June Summary
The posts to most of these questions emphasized the importance of further research, patient-focused care when determining needs, and even questioning new approaches to feeding due to unfamiliarity. Although it is important to consider the patient’s individual needs, first and foremost, and look at a range of high-quality research, it is also crucial to realize the downfall of following standard feedings procedures simply because it is seen as a time-honored practice. What we once thought was the best answer possible may inevitably change once new light is shed on alternative answers. While further research must be conducted on the specific effect of parenteral nutrition on various disease states, this poses somewhat of a problem in that it would require participation from a large amount of patients who may or may not have other underlying conditions. That is, however, the reality in which there are no perfectly closed systems for straight comparison between group A and group B and it is the job of the researcher to take these unavoidable factors into account. In terms of ethical issues, which is often a subject of debate when dealing with human research, the article brings up a valid point in those who may find it unethical to withhold parenteral nutrition: it is, rather, unethical to provide a therapy that is actually unproven and potentially dangerous given all the research presented in this meta-analysis.
The article provides detailed information on the efficacy of either therapy for patients of specific disease states. Studies on the effect of parenteral nutrition versus protein-sparing therapy in the critically ill, acute pancreatitis, liver disease, inflammatory bowel disease, oncologic therapy, AIDS, pulmonary disease, renal failure, low birth weight infants, home parenteral nutrition, and perioperative patients were all reviewed. With the exception of upper GI cancer patients who received preoperative parenteral nutrition and, as a result, had fewer major complications (although it is important to note this was one of the low-quality trials I mentioned previously), the other studies were either inconclusive (patients with acute pancreatitis and bone marrow transplants) or found that parenteral nutrition was either not beneficial or had inadequate data to provide a strong conclusion. The clinical conditions in which there were no or inadequate randomized controlled trials are undoubtedly the areas that require further exploration. The conditions in which there was no benefit seen in providing parenteral nutrition should also be studied further to either reinforce or dispute the current conclusions. If these patients truly do not benefit from receiving parenteral nutrition, this therapy would ultimately be deemed an unnecessary treatment that instead may negatively impact the patient by causing them to endure unnecessary placement of feeding tubes and perhaps even length of stay in some cases, as evidenced by one of the additional articles.

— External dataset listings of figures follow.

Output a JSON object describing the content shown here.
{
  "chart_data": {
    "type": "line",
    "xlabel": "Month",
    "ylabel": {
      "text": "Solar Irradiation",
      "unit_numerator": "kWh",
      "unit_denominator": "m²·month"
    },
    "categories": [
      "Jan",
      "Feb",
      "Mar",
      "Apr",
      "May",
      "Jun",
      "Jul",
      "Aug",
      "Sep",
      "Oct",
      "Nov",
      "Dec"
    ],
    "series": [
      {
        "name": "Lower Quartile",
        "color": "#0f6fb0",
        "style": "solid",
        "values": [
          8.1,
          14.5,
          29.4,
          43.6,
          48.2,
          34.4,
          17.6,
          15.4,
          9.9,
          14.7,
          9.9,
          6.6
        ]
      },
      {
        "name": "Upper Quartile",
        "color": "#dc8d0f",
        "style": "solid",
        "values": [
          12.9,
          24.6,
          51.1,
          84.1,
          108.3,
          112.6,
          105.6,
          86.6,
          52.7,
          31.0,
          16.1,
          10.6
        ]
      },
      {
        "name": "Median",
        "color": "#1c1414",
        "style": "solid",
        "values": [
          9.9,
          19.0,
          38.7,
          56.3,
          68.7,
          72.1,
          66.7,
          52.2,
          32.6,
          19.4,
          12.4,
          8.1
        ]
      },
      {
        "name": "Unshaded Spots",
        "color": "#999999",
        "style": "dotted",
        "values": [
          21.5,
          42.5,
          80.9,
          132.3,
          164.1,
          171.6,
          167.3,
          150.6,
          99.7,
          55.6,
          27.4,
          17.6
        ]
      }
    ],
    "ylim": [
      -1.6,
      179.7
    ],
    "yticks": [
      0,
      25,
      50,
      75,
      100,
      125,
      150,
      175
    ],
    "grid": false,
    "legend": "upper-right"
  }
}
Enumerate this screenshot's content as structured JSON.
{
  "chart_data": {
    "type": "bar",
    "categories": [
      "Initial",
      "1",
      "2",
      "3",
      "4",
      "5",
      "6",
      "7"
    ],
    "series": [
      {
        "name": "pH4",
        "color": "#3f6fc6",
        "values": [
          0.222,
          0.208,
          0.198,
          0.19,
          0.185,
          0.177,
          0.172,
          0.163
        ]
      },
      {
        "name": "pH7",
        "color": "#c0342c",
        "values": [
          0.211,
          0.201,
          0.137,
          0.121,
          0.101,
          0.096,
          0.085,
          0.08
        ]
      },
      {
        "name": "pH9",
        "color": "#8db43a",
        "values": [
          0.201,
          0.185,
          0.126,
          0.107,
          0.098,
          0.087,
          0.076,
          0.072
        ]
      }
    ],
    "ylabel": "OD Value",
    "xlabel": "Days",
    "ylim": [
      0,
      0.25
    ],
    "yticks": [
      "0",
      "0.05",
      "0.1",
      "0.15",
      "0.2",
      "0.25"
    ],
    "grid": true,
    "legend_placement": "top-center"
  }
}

It is our job as a dietitian, working in conjunction with the rest of the medical staff, to assess a patient by considering all factors—the lab values, disease state, past medical history, eating habits, and so forth. We should also consider not only what standard calculations and protocols we learned over the course of our education, but also the expertise of each individual in a multidisciplinary team as well as recent research and realize that what we learned about the “textbook patient” may not always fit the needs of the “real-life patient”.